Саана обдумывает тетины слова. Она же видела то стихотворение. Что Хелена действительно хотела сказать? Пыталась ли так передать сообщение, которое оказалось тете не по зубам?
— Почему было сразу не рассказать? — спрашивает Саана, не в силах справиться с захлестнувшим ее гневом.
— В жизни не бывает готовых ответов. Если я начну сама заваливать тебя словами и мнениями, рано или поздно твой рассказ окрасится в мои цвета.

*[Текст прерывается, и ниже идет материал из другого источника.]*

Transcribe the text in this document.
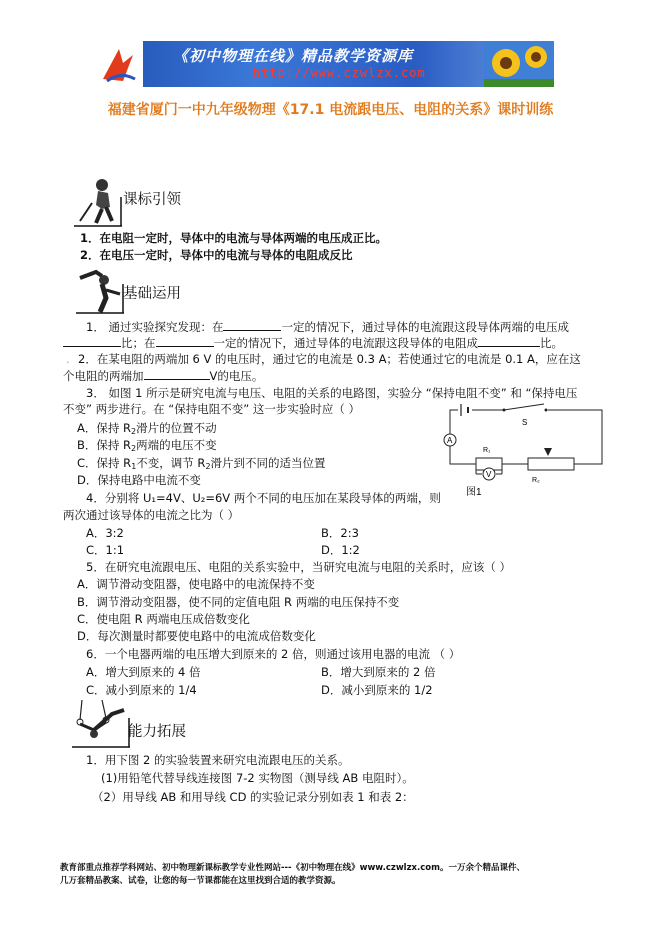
《初中物理在线》精品教学资源库
http://www.czwlzx.com
福建省厦门一中九年级物理《17.1 电流跟电压、电阻的关系》课时训练
课标引领
1．在电阻一定时，导体中的电流与导体两端的电压成正比。
2．在电压一定时，导体中的电流与导体的电阻成反比
基础运用
1． 通过实验探究发现：在	一定的情况下，通过导体的电流跟这段导体两端的电压成
比；在	一定的情况下，通过导体的电流跟这段导体的电阻成	比。
. 2．在某电阻的两端加 6 V 的电压时，通过它的电流是 0.3 A；若使通过它的电流是 0.1 A，应在这
个电阻的两端加	V的电压。
3． 如图 1 所示是研究电流与电压、电阻的关系的电路图，实验分 “保持电阻不变” 和 “保持电压
不变” 两步进行。在 “保持电阻不变” 这一步实验时应（ ）
A．保持 $R_2$滑片的位置不动
B．保持 $R_2$两端的电压不变
C．保持 $R_1$不变，调节 $R_2$滑片到不同的适当位置
D．保持电路中电流不变
S
A
R₁
R₂
V
图1
4．分别将 U₁=4V、U₂=6V 两个不同的电压加在某段导体的两端，则
两次通过该导体的电流之比为（ ）
A．3:2	B．2:3
C．1:1	D．1:2
5．在研究电流跟电压、电阻的关系实验中，当研究电流与电阻的关系时，应该（ ）
A．调节滑动变阻器，使电路中的电流保持不变
B．调节滑动变阻器，使不同的定值电阻 R 两端的电压保持不变
C．使电阻 R 两端电压成倍数变化
D．每次测量时都要使电路中的电流成倍数变化
6．一个电器两端的电压增大到原来的 2 倍，则通过该用电器的电流 （ ）
A．增大到原来的 4 倍	B．增大到原来的 2 倍
C．减小到原来的 1/4	D．减小到原来的 1/2
能力拓展
1．用下图 2 的实验装置来研究电流跟电压的关系。
(1)用铅笔代替导线连接图 7-2 实物图（测导线 AB 电阻时）。
（2）用导线 AB 和用导线 CD 的实验记录分别如表 1 和表 2：
教育部重点推荐学科网站、初中物理新课标教学专业性网站---《初中物理在线》www.czwlzx.com。一万余个精品课件、
几万套精品教案、试卷，让您的每一节课都能在这里找到合适的教学资源。
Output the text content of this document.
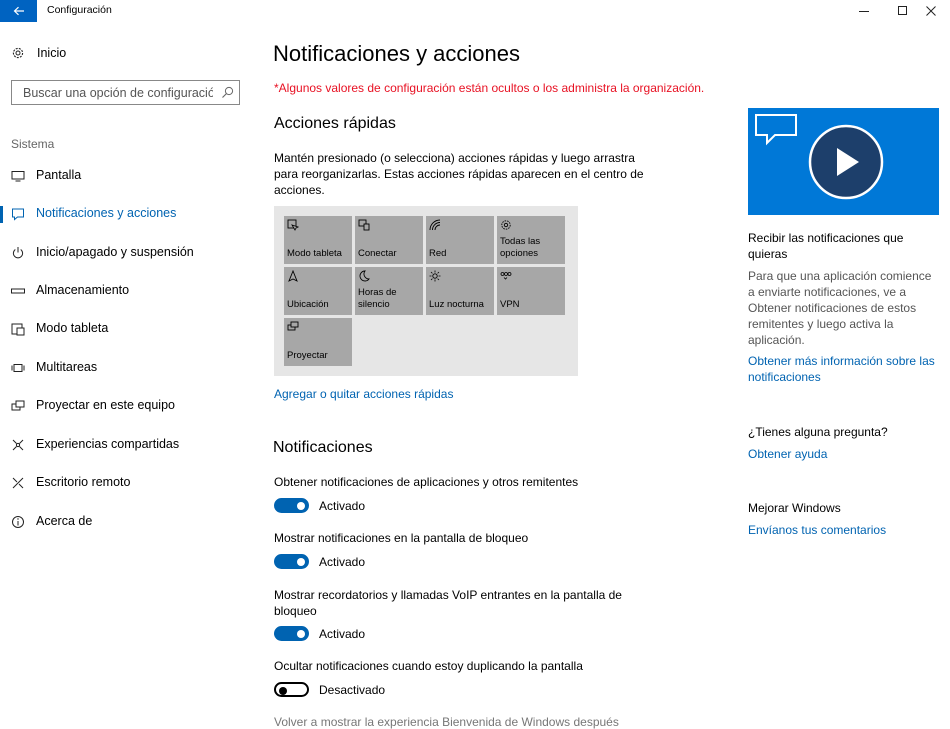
Configuración
Inicio
Buscar una opción de configuración
Sistema
Pantalla
Notificaciones y acciones
Inicio/apagado y suspensión
Almacenamiento
Modo tableta
Multitareas
Proyectar en este equipo
Experiencias compartidas
Escritorio remoto
Acerca de
Notificaciones y acciones
*Algunos valores de configuración están ocultos o los administra la organización.
Acciones rápidas
Mantén presionado (o selecciona) acciones rápidas y luego arrastra para reorganizarlas. Estas acciones rápidas aparecen en el centro de acciones.
Modo tableta	Conectar	Red
Todas las opciones
Ubicación
Horas de silencio	Luz nocturna	VPN
Proyectar
Agregar o quitar acciones rápidas
Notificaciones
Obtener notificaciones de aplicaciones y otros remitentes
Activado
Mostrar notificaciones en la pantalla de bloqueo
Activado
Mostrar recordatorios y llamadas VoIP entrantes en la pantalla de bloqueo
Activado
Ocultar notificaciones cuando estoy duplicando la pantalla
Desactivado
Volver a mostrar la experiencia Bienvenida de Windows después
Recibir las notificaciones que quieras
Para que una aplicación comience a enviarte notificaciones, ve a Obtener notificaciones de estos remitentes y luego activa la aplicación.
Obtener más información sobre las notificaciones
¿Tienes alguna pregunta?
Obtener ayuda
Mejorar Windows
Envíanos tus comentarios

Это будет уже моя история, в которой ты рискуешь потерять собственный голос, — спокойно отвечает она. — Ты должна самостоятельно узнавать обо всем и делать выводы, создавать свою реальность, — говорит тетя, вставая из-за стола.

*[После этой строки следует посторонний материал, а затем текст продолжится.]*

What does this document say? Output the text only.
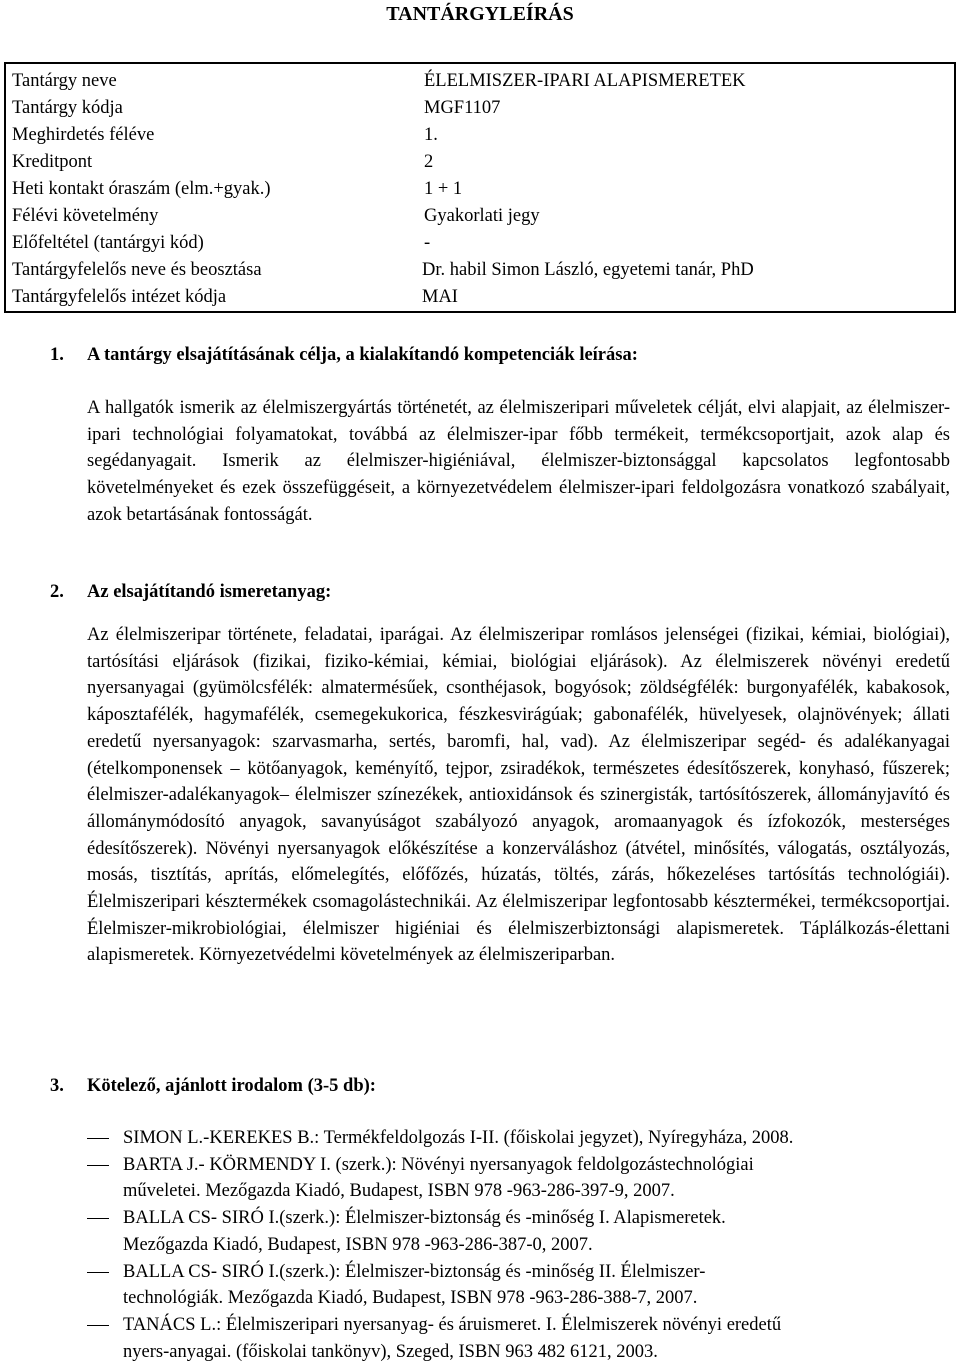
TANTÁRGYLEÍRÁS
Tantárgy neve	ÉLELMISZER-IPARI ALAPISMERETEK
Tantárgy kódja	MGF1107
Meghirdetés féléve	1.
Kreditpont	2
Heti kontakt óraszám (elm.+gyak.)	1 + 1
Félévi követelmény	Gyakorlati jegy
Előfeltétel (tantárgyi kód)	-
Tantárgyfelelős neve és beosztása	Dr. habil Simon László, egyetemi tanár, PhD
Tantárgyfelelős intézet kódja	MAI
1. A tantárgy elsajátításának célja, a kialakítandó kompetenciák leírása:

A hallgatók ismerik az élelmiszergyártás történetét, az élelmiszeripari műveletek célját, elvi alapjait, az élelmiszer-ipari technológiai folyamatokat, továbbá az élelmiszer-ipar főbb termékeit, termékcsoportjait, azok alap és segédanyagait. Ismerik az élelmiszer-higiéniával, élelmiszer-biztonsággal kapcsolatos legfontosabb követelményeket és ezek összefüggéseit, a környezetvédelem élelmiszer-ipari feldolgozásra vonatkozó szabályait, azok betartásának fontosságát.

2. Az elsajátítandó ismeretanyag:

Az élelmiszeripar története, feladatai, iparágai. Az élelmiszeripar romlásos jelenségei (fizikai, kémiai, biológiai), tartósítási eljárások (fizikai, fiziko-kémiai, kémiai, biológiai eljárások). Az élelmiszerek növényi eredetű nyersanyagai (gyümölcsfélék: almatermésűek, csonthéjasok, bogyósok; zöldségfélék: burgonyafélék, kabakosok, káposztafélék, hagymafélék, csemegekukorica, fészkesvirágúak; gabonafélék, hüvelyesek, olajnövények; állati eredetű nyersanyagok: szarvasmarha, sertés, baromfi, hal, vad). Az élelmiszeripar segéd- és adalékanyagai (ételkomponensek – kötőanyagok, keményítő, tejpor, zsiradékok, természetes édesítőszerek, konyhasó, fűszerek; élelmiszer-adalékanyagok– élelmiszer színezékek, antioxidánsok és szinergisták, tartósítószerek, állományjavító és állománymódosító anyagok, savanyúságot szabályozó anyagok, aromaanyagok és ízfokozók, mesterséges édesítőszerek). Növényi nyersanyagok előkészítése a konzerváláshoz (átvétel, minősítés, válogatás, osztályozás, mosás, tisztítás, aprítás, előmelegítés, előfőzés, húzatás, töltés, zárás, hőkezeléses tartósítás technológiái). Élelmiszeripari késztermékek csomagolástechnikái. Az élelmiszeripar legfontosabb késztermékei, termékcsoportjai. Élelmiszer-mikrobiológiai, élelmiszer higiéniai és élelmiszerbiztonsági alapismeretek. Táplálkozás-élettani alapismeretek. Környezetvédelmi követelmények az élelmiszeriparban.

3. Kötelező, ajánlott irodalom (3-5 db):
SIMON L.-KEREKES B.: Termékfeldolgozás I-II. (főiskolai jegyzet), Nyíregyháza, 2008.
BARTA J.- KÖRMENDY I. (szerk.): Növényi nyersanyagok feldolgozástechnológiai
műveletei. Mezőgazda Kiadó, Budapest, ISBN 978 -963-286-397-9, 2007.
BALLA CS- SIRÓ I.(szerk.): Élelmiszer-biztonság és -minőség I. Alapismeretek.
Mezőgazda Kiadó, Budapest, ISBN 978 -963-286-387-0, 2007.
BALLA CS- SIRÓ I.(szerk.): Élelmiszer-biztonság és -minőség II. Élelmiszer-
technológiák. Mezőgazda Kiadó, Budapest, ISBN 978 -963-286-388-7, 2007.
TANÁCS L.: Élelmiszeripari nyersanyag- és áruismeret. I. Élelmiszerek növényi eredetű
nyers-anyagai. (főiskolai tankönyv), Szeged, ISBN 963 482 6121, 2003.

Саану трясет, однако ей нечего возразить.
— Хелена была еще совсем девочкой, но девочкой умной настолько, что однажды она посоветовала мне прекратить отношения с коллегой, учителем рисования. Я ни секунды не пожалела о принятом решении, — продолжает тетя, хлопоча на кухне. Она собирается растопить сауну.

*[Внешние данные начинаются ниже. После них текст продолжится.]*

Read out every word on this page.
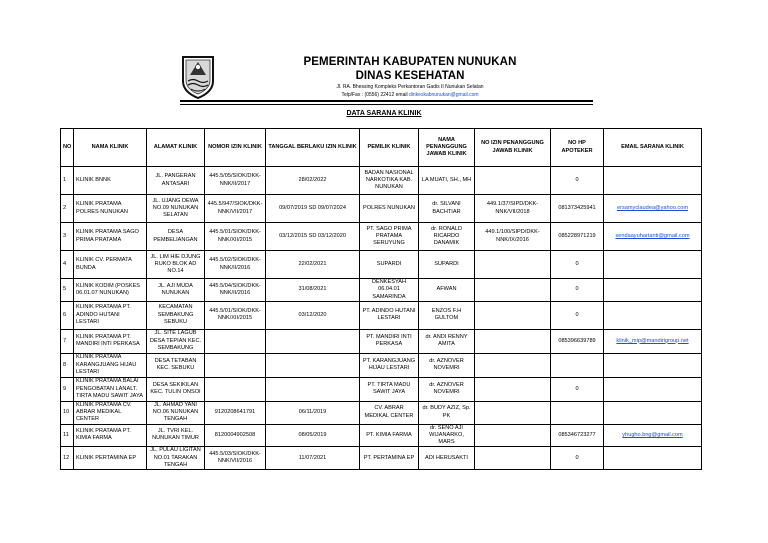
PEMERINTAH KABUPATEN NUNUKAN
DINAS KESEHATAN
Jl. RA. Bhessing Kompleks Perkantoran Gadis II Nunukan Selatan
Telp/Fax : (0556) 22412 email dinkeskabnunukan@gmail.com
DATA SARANA KLINIK
NO	NAMA KLINIK	ALAMAT KLINIK	NOMOR IZIN KLINIK	TANGGAL BERLAKU IZIN KLINIK	PEMILIK KLINIK	NAMA PENANGGUNG JAWAB KLINIK	NO IZIN PENANGGUNG JAWAB KLINIK	NO HP APOTEKER	EMAIL SARANA KLINIK
1	KLINIK BNNK	JL. PANGERAN ANTASARI	445.5/05/SIOK/DKK-NNK/II/2017	28/02/2022	BADAN NASIONAL NARKOTIKA KAB. NUNUKAN	LA MUATI, SH., MH		0	
2	KLINIK PRATAMA POLRES NUNUKAN	JL. UJANG DEWA NO.09 NUNUKAN SELATAN	445.5/947/SIOK/DKK-NNK/VII/2017	09/07/2019 SD 09/07/2024	POLRES NUNUKAN	dr. SILVANI BACHTIAR	449.1/37/SIPD/DKK-NNK/VII/2018	081373425941	ersamyclaudea@yahoo.com
3	KLINIK PRATAMA SAGO PRIMA PRATAMA	DESA PEMBELIANGAN	445.5/01/SIOK/DKK-NNK/XII/2015	03/12/2015 SD 03/12/2020	PT. SAGO PRIMA PRATAMA SERUYUNG	dr. RONALD RICARDO DANAMIK	449.1/100/SIPD/DKK-NNK/IX/2016	085228971219	sendaayuhartanti@gmail.com
4	KLINIK CV. PERMATA BUNDA	JL. LIM HIE DJUNG RUKO BLOK AD NO.14	445.5/02/SIOK/DKK-NNK/II/2016	22/02/2021	SUPARDI	SUPARDI		0	
5	KLINIK KODIM (POSKES 06.01.07 NUNUKAN)	JL. AJI MUDA NUNUKAN	445.5/04/SIOK/DKK-NNK/II/2016	31/08/2021	DENKESYAH 06.04.01 SAMARINDA	AFWAN		0	
6	KLINIK PRATAMA PT. ADINDO HUTANI LESTARI	KECAMATAN SEMBAKUNG SEBUKU	445.5/01/SIOK/DKK-NNK/XII/2015	03/12/2020	PT. ADINDO HUTANI LESTARI	ENZOS F.H GULTOM		0	
7	KLINIK PRATAMA PT. MANDIRI INTI PERKASA	JL. SITE LAGUB DESA TEPIAN KEC. SEMBAKUNG			PT. MANDIRI INTI PERKASA	dr. ANDI RENNY AMITA		085396639789	klinik_mip@mandirigroup.net
8	KLINIK PRATAMA KARANGJUANG HIJAU LESTARI	DESA TETABAN KEC. SEBUKU			PT. KARANGJUANG HIJAU LESTARI	dr. AZNOVER NOVEMRI			
9	KLINIK PRATAMA BALAI PENGOBATAN LANALT. TIRTA MADU SAWIT JAYA	DESA SEKIKILAN KEC. TULIN ONSOI			PT. TIRTA MADU SAWIT JAYA	dr. AZNOVER NOVEMRI		0	
10	KLINIK PRATAMA CV. ABRAR MEDIKAL CENTER	JL. AHMAD YANI NO.06 NUNUKAN TENGAH	9120208641791	06/11/2019	CV. ABRAR MEDIKAL CENTER	dr. BUDY AZIZ, Sp. PK			
11	KLINIK PRATAMA PT. KIMIA FARMA	JL. TVRI KEL. NUNUKAN TIMUR	8120004902508	08/05/2019	PT. KIMIA FARMA	dr. SENO AJI WIJANARKO, MARS		085346723277	yhugho.bng@gmail.com
12	KLINIK PERTAMINA EP	JL. PULAU LIGITAN NO.01 TARAKAN TENGAH	445.5/03/SIOK/DKK-NNK/VII/2016	11/07/2021	PT. PERTAMINA EP	ADI HERUSAKTI		0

Саана не успеет попариться. Внезапная загадочность тети как-то выбила ее из колеи. Будто до этого Инкери все время скармливала Саане лишь полуправду. И все же картина последнего лета Хелены пополнилась в голове Сааны новым человеком.
Учитель рисования. Имеет ли он отношение к этому делу? Поспрашивать бы о нем Инкери, когда та немного оттает.
Автобус трогается с места, Саана откидывает спинку сиденья назад — благо, за ней никого нет. Иногда так приятно побыть одной. Саана все думает о тете: всю жизнь одна. Они бы не ужились, не будь тетин дом достаточно большим для того, чтобы все могли разойтись по своим комнатам и насладиться уединением. «Мы эдакие социальные интроверты», — как-то сказала тетя и попала в точку.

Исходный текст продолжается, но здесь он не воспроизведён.